Andreessen Horowitz general partner and Mistral board member Anjney "Anj" Midha has been closely following DeepSeek's progress, and six months ago, he was impressed by the company's Coder V2, which rivaled OpenAI's GPT4-Turbo for coding-specific tasks. Since then, DeepSeek has continued to release improved models, including its latest open-source reasoning model, R1, which has sent shockwaves through the tech industry.
R1's performance has been touted as industry-standard at a fraction of the cost, leading some to wonder if this means the end of massive investments in GPU chips and data centers. However, Midha disagrees, stating that R1's efficiency improvements will actually enable companies to do more with the compute power they have, rather than reducing their need for it. "Now we can get 10 times more output from the same compute," he said.
Midha argues that Mistral, despite raising only a billion dollars, remains competitive with rivals OpenAI and Anthropic, which have raised many more billions. The key to Mistral's competitiveness lies in its open-source nature, which allows it to tap into free technical labor from contributors who use the project. Closed-source rivals, on the other hand, have to pay for all the labor and compute power.
Facebook's Llama, the largest Western open-source AI model rival to Mistral, will also continue to receive significant investment. CEO Mark Zuckerberg has pledged to spend "hundreds of billions of dollars" overall on AI, including $60 billion in 2025 on capital expenditures, mostly data centers.
Midha, who is also involved with AI image generator Black Forest Labs and 3D model maker Luma, as well as an angel investor in AI outfits Anthropic and ElevenLabs, has another reason why he doesn't see AI's hunger for GPUs abating anytime soon. As the leader of a16z's Oxygen program, he has seen firsthand the scarcity of high-end GPUs, particularly Nvidia's H100s. The program, which allows portfolio companies to share GPUs, is currently "overbooked," with startups needing GPUs not only for AI model training but also for running their ongoing AI products for customers.
The insatiable demand for inference and consumption is driving the need for more GPUs, and Midha believes that DeepSeek's engineering breakthroughs won't change the trajectory of projects like StarGate, OpenAI's $500 billion partnership with SoftBank and Oracle for AI data centers.
However, Midha sees a more significant impact from DeepSeek's R1 model: the recognition by nation-states that AI is the next foundational infrastructure, akin to electricity and the internet.
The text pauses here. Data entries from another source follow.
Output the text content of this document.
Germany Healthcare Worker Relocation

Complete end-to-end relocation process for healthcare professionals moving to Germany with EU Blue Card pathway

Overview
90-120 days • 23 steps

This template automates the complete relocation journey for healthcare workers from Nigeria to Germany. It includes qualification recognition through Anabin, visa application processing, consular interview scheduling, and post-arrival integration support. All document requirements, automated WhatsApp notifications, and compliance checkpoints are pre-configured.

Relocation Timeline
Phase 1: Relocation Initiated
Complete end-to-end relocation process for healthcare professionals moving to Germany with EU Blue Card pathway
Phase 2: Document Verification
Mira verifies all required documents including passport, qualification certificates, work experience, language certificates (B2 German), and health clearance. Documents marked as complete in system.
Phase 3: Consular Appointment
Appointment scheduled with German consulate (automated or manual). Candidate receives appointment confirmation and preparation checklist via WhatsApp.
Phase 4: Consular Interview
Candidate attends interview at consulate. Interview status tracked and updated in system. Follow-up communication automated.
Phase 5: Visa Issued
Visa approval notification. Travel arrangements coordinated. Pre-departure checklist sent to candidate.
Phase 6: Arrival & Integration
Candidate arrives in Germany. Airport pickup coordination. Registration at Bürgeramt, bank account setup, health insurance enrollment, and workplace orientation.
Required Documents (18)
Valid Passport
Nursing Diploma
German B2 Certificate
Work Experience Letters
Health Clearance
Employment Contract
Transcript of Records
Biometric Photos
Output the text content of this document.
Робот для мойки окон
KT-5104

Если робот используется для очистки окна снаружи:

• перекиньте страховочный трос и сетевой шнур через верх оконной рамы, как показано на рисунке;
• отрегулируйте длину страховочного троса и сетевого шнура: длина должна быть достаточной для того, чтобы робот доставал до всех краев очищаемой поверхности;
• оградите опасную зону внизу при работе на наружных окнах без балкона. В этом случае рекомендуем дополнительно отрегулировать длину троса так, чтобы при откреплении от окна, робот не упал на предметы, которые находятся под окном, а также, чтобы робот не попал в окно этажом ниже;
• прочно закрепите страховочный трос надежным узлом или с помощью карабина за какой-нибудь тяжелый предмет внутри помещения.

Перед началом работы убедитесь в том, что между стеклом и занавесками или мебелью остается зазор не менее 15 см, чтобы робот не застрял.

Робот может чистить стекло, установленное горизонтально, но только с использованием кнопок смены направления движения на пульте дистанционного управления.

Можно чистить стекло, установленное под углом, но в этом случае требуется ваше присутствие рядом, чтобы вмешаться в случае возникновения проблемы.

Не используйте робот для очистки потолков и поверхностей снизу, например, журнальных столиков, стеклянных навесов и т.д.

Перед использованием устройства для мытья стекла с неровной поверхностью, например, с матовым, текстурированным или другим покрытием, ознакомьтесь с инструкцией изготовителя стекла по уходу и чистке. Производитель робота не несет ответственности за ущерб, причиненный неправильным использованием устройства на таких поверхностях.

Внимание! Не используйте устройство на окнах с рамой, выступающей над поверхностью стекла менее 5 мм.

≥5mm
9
He advocates for "infrastructure independence," where Western nations use Western models that follow Western laws, ethics, and abide by NATO agreements, rather than relying on Chinese models with their own set of rules and concerns.
Not everyone agrees with Midha's concerns about Chinese open-source models, pointing out that companies can run them locally in their own data centers. Additionally, DeepSeek is already available as a secure cloud service from American companies like Microsoft Azure Foundry, so developers don't have to use DeepSeek's cloud service. Intel's former CEO, Pat Gelsinger, has even stated that his startup Gloo is building AI chat services on their own version of DeepSeek R1 instead of choices like Llama or OpenAI.
In conclusion, DeepSeek's R1 model is a significant breakthrough in AI technology, but it won't reduce the demand for GPUs. Instead, it will lead to more efficient compute usage and further accelerate the development of AI infrastructure. As Midha jokingly remarks, "If you have extra GPUs, please send them to Anj."